On McKeldin Mall, time has stopped.
The sundial on the mall is gone due to repairs, making the mall’s time warp only temporary.
A few skateboarders damaged the gnomon, or the shadow caster, over the summer, leading to its removal a few weeks ago after Landscape Services noticed the damage, Assistant Director of Landscape Services Bill Monan said. University Police were notified afterward.
“They broke off some of the supporting bolts, so it wasn’t stable,” Monan said. “It was damaged to the point where it would fall over.”
Police told campus officials that the unwieldy timepiece was a “safety hazard,” Monan said.
In addition to the damage done to the gnomon itself, four roman numerals are missing from the base, most likely from students chiseling them off, Monan said.
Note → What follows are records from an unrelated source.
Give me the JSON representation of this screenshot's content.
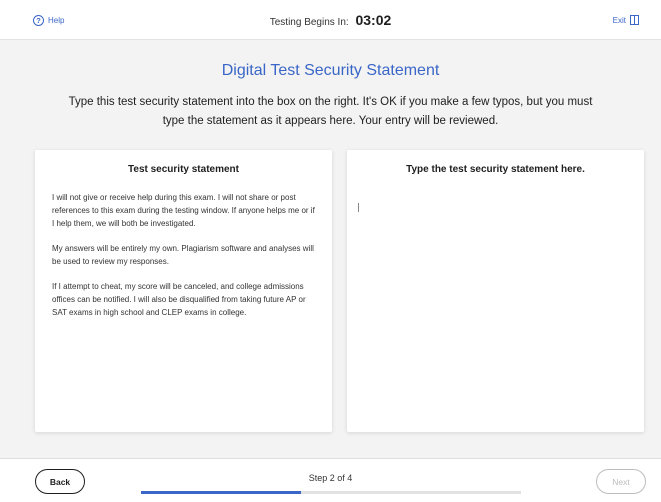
{
  "header": {
    "help_label": "Help",
    "timer_label": "Testing Begins In:",
    "timer_value": "03:02",
    "exit_label": "Exit"
  },
  "main": {
    "title": "Digital Test Security Statement",
    "instructions": "Type this test security statement into the box on the right. It's OK if you make a few typos, but you must type the statement as it appears here. Your entry will be reviewed.",
    "left_panel": {
      "heading": "Test security statement",
      "paragraphs": [
        "I will not give or receive help during this exam. I will not share or post references to this exam during the testing window. If anyone helps me or if I help them, we will both be investigated.",
        "My answers will be entirely my own. Plagiarism software and analyses will be used to review my responses.",
        "If I attempt to cheat, my score will be canceled, and college admissions offices can be notified. I will also be disqualified from taking future AP or SAT exams in high school and CLEP exams in college."
      ]
    },
    "right_panel": {
      "heading": "Type the test security statement here.",
      "entry_value": ""
    }
  },
  "footer": {
    "back_label": "Back",
    "step_label": "Step 2 of 4",
    "next_label": "Next",
    "progress_fraction": 0.42
  },
  "colors": {
    "accent": "#3a66c7",
    "background": "#f3f3f3",
    "disabled": "#bdbdbd"
  },
  "icons": {
    "help": "question-circle-icon",
    "exit": "door-exit-icon"
  }
}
Landscape Services employees noticed the sundial was missing three or four bolts from the base of the gnomon while leaning against the structure, Monan said.
Students have had trouble adjusting to the absence of the campus landmark, they said.
“It’s just a fixture I’ve gotten used to,” junior government and politics major Kaitlyn Shulman said. “I can’t say I’ve ever had to use it in a time of cell phones.”
Others hoped for its speedy return.
“All of a sudden, it was gone,” junior kinesiology major Seneca Wood said. “I hope they find a way to put it back.”
Monan was concerned the university would have trouble locating a craftsman in the area to fix the gnomon. He said that the university needed to find someone who could keep the “integrity of the piece,” and that he is trying to contact the same craftsman who restored the sundial in May 1991 when McKeldin Mall was renovated for the 1990 senior class gift.
Yet the repairs will be expensive because the bolts were designed specifically for the sundial years ago, making the bronze bolts that require specific welding hard to find, Monan said. And since a craftsman has not been found, Landscape Services officials still aren’t sure when the gnomon will be returned to the mall, he added.
The sundial has been a part of the campus since 1965, when it was donated as a class gift in conjunction with the astronomy and physics departments and friends of Uco Van Wijk, an astronomy professor who died in 1966.